FDA approves Ampyra
ROCKVILLE, Md. The Food and Drug Administration has approved a new drug for improving walking ability in adults with multiple sclerosis, the agency announced Friday.
The FDA approved Acorda Therapeutics’ Ampyra (dalfampridine) extended-release tablets, designed to be administered in daily 10-mg doses. The agency’s approval was based on clinical trials that showed patients treated with the drug had faster walking speeds than those who received placebo. Ireland-based Elan will manufacture the drug using its technology platform, while Acorda will market it in the United States. Biogen Idec will market it in other countries.
“Trouble with walking is one of the most debilitating problems people with MS face,” FDA Center for Drug Evaluation and Research Division of Neurology Products director Russell Katz said.
Roche seeks to make injectable device for Herceptin
BASEL, Switzerland Roche is investing 190 million Swiss francs (U.S. $182 million) into production of a new device that will allow self-administration of one of its breast cancer drugs, the Swiss drug maker announced Wednesday.
The company said the device uses Halozyme Therapeutics’ “Enhanze” technology to allow patients taking Herceptin (trastuzumab) to administer a formulation of the drug themselves without infusion by injecting it into the tissue under the skin. The drug is normally administered by infusion. Infusion takes an hour, but subcutaneous injection takes around five minutes.
Roche said the money would go into production sites in Kaiseraugst, Switzerland, and Mannheim, Germany. A phase 3 clinical trial evaluating the formulation is ongoing.
“We always strive to improve our products and manufacturing technologies, which in turn benefit our patients,” Roche Pharma Global Technical Operations head Pat Yang said. “This innovative formulation and the associated new device are designed to simplify patients’ lives.”
Clinical trial finds Novartis drug reduces progression of MS
BASEL, Switzerland An investigational drug for treating multiple sclerosis reduced progression of disability by more than 30%, according to results of a late-stage clinical trial recently published in The New England Journal of Medicine.
Novartis conducted two phase 3 trials of FTY720 (fingolimod), an oral treatment for MS, administering 0.5-mg and 1.25-mg doses to more than 2,300 patients. The Swiss drug maker applied for approval of the 0.5-mg dose with the Food and Drug Administration in December on account of its posing lower risk to patients.
In one study, which enrolled 1,272 patients and lasted for two years, patients taking the 0.5-mg dose experienced reductions in the risk of three-month and six-month confirmed disability progression by 30% and 37% compared with placebo, respectively, and got similar results from the 1.25-mg dose. In the one-year study, which enrolled 1,292 patients, the 0.5 mg dose reduced relapses by 52% compared with Biogen Idec’s Avonex (interferon beta-1a), while the 1.25-mg dose reduced them by 38%.

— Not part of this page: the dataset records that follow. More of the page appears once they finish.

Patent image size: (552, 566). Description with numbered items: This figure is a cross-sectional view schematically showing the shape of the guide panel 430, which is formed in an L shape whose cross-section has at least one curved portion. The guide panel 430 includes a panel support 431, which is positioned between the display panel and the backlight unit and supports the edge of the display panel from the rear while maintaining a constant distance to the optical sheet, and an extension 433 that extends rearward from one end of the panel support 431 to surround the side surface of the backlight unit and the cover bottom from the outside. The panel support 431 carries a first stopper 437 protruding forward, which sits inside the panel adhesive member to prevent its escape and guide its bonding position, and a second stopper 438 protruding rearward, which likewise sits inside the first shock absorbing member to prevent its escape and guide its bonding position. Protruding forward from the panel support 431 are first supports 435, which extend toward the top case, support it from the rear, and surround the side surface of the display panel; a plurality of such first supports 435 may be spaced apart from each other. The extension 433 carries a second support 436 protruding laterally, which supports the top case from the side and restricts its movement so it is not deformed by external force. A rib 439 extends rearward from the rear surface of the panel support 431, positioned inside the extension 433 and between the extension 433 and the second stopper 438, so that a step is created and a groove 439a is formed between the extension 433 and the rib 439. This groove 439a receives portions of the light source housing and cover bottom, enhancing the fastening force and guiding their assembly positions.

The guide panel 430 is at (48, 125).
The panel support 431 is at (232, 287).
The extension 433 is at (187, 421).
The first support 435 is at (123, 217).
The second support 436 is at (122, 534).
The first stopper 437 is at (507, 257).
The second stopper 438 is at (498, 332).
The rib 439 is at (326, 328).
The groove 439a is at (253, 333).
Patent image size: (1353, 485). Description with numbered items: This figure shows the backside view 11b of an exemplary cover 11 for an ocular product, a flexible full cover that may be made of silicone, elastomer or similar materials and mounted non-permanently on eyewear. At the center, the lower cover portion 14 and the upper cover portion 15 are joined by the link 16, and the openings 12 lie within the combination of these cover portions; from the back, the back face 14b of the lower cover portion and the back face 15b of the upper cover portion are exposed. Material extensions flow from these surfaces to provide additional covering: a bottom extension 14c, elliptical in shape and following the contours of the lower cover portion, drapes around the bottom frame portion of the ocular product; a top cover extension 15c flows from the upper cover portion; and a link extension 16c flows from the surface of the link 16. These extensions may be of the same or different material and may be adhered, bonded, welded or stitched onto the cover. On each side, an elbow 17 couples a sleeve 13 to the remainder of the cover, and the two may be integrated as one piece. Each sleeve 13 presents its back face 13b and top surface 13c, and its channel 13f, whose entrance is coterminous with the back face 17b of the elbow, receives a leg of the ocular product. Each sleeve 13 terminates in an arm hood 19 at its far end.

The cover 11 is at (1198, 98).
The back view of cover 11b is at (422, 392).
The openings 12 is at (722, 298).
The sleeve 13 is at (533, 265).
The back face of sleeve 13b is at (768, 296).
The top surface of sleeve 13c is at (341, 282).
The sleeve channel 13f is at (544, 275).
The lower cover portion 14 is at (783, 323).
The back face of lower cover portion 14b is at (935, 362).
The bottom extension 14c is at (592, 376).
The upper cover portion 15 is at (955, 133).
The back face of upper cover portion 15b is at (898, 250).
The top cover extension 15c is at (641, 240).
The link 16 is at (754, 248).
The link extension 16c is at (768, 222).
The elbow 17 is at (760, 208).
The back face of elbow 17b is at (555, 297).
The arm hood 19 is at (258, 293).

“Innovative science leading to new medicines for MS patients is greatly needed,” National Multiple Sclerosis Society EVP research and clinical programs John Richert said in a statement. “The positive results published in The New England Journal of Medicine showing benefit of fingolimod on the clinical and MRI outcomes assessed is very encouraging to MS patients, their families and their physicians.”